In den Zwischenräumen

Sie lädt uns ein, im schmalen Zwischenraum zwischen Text und Gegenwart uns selbst zu suchen. In den kleinen Verschiebungen der Interpretationen scheint der Grund unseres Menschseins auf. Stets werden wir die Geschichte anders hören. Was uns an ihr berührt, herausfordert, ärgert: Sie konfrontiert uns mit uns selbst, als Einzelne, als Gesellschaft.   
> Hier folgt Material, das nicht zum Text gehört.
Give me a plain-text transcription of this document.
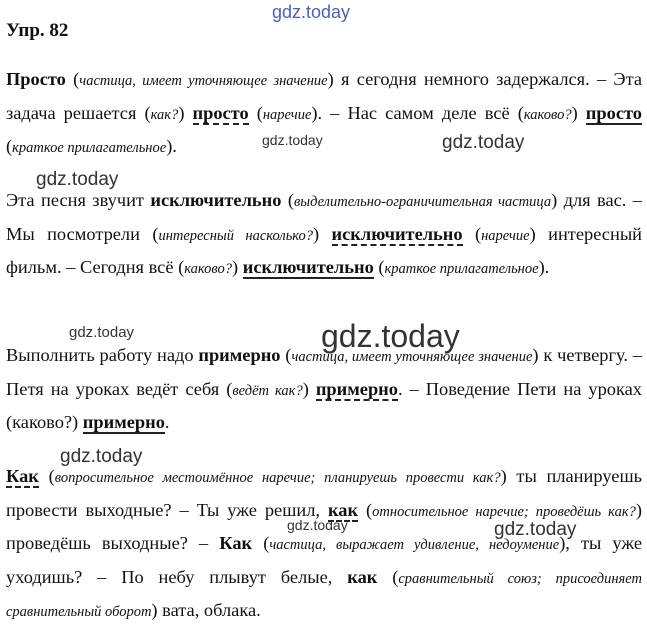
gdz.today
gdz.today	gdz.today
gdz.today
gdz.today	gdz.today
gdz.today
gdz.today	gdz.today
Упр. 82

Просто (частица, имеет уточняющее значение) я сегодня немного задержался. – Эта задача решается (как?) просто (наречие). – Нас самом деле всё (каково?) просто (краткое прилагательное).

Эта песня звучит исключительно (выделительно-ограничительная частица) для вас. – Мы посмотрели (интересный насколько?) исключительно (наречие) интересный фильм. – Сегодня всё (каково?) исключительно (краткое прилагательное).

Выполнить работу надо примерно (частица, имеет уточняющее значение) к четвергу. – Петя на уроках ведёт себя (ведёт как?) примерно. – Поведение Пети на уроках (каково?) примерно.

Как (вопросительное местоимённое наречие; планируешь провести как?) ты планируешь провести выходные? – Ты уже решил, как (относительное наречие; проведёшь как?) проведёшь выходные? – Как (частица, выражает удивление, недоумение), ты уже уходишь? – По небу плывут белые, как (сравнительный союз; присоединяет сравнительный оборот) вата, облака.
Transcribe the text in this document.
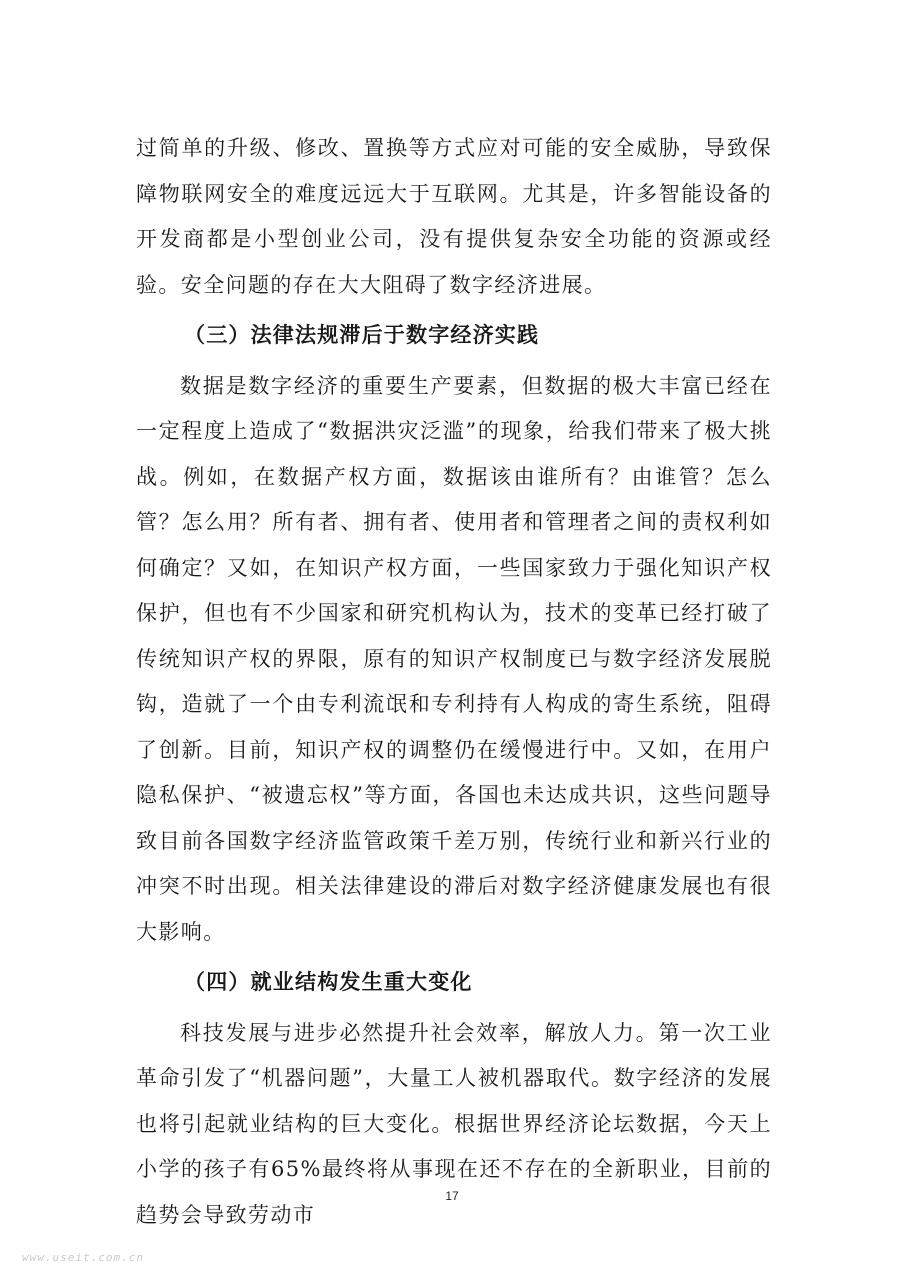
过简单的升级、修改、置换等方式应对可能的安全威胁，导致保障物联网安全的难度远远大于互联网。尤其是，许多智能设备的开发商都是小型创业公司，没有提供复杂安全功能的资源或经验。安全问题的存在大大阻碍了数字经济进展。

（三）法律法规滞后于数字经济实践

数据是数字经济的重要生产要素，但数据的极大丰富已经在一定程度上造成了“数据洪灾泛滥”的现象，给我们带来了极大挑战。例如，在数据产权方面，数据该由谁所有？由谁管？怎么管？怎么用？所有者、拥有者、使用者和管理者之间的责权利如何确定？又如，在知识产权方面，一些国家致力于强化知识产权保护，但也有不少国家和研究机构认为，技术的变革已经打破了传统知识产权的界限，原有的知识产权制度已与数字经济发展脱钩，造就了一个由专利流氓和专利持有人构成的寄生系统，阻碍了创新。目前，知识产权的调整仍在缓慢进行中。又如，在用户隐私保护、“被遗忘权”等方面，各国也未达成共识，这些问题导致目前各国数字经济监管政策千差万别，传统行业和新兴行业的冲突不时出现。相关法律建设的滞后对数字经济健康发展也有很大影响。

（四）就业结构发生重大变化

科技发展与进步必然提升社会效率，解放人力。第一次工业革命引发了“机器问题”，大量工人被机器取代。数字经济的发展也将引起就业结构的巨大变化。根据世界经济论坛数据，今天上小学的孩子有65%最终将从事现在还不存在的全新职业，目前的趋势会导致劳动市

17
www.useit.com.cn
Was ist es, das über alle Zeiten hinweg in unseren Traditionen aufscheint und uns in ruhigen Momenten oder auch ganz unerwartet anrühren kann, wenn wir abends Lichter in den Fenstern sehen oder Krippe und Weihnachtsschmuck aus ihren Kistchen befreien? In ihrer Schlichtheit adressiert die Erzählung den Wesenskern der Menschlichkeit.

In der improvisierten Stallgemeinschaft werden alle Rollenzuschreibungen zurückgelassen. Da geht es nicht darum, wer wir sein sollten oder Erwartungen zu erfüllen. Die Weihnachtsgeschichte macht uns frei davon: Sie fragt nach dem Menschen hinter allen Konventionen. Mit dem Bild des neu geborenen Kindes in der rauen Futterkrippe fragt sie, wo wir der Menschlichkeit in unserer Gesellschaft ein Zuhause geben. Sie fragt, wo wir der Verletzlichkeit unter uns Raum geben. Mit sanfter Stimme fragt sie nach dem Ort, wo wir ganz Mensch sein dürfen.

Friederike Rass

Die Theologin Friederike Rass ist Gesamleiterin des Sozialwerks Pfarrer Sieber. Zuvor war sie Geschäftsführerin der Evangelischen Gesellschaft Zürich. Rass studierte Theologie und Philosophie in Tübingen, Hamburg und Buenos Aires. Anschliessend doktorierte sie in Zürich und in den USA. Später arbeitete sie als Projektleiterin für internationale Innovationszusammenarbeit im Staatssekretariat für Forschung und Innovation. 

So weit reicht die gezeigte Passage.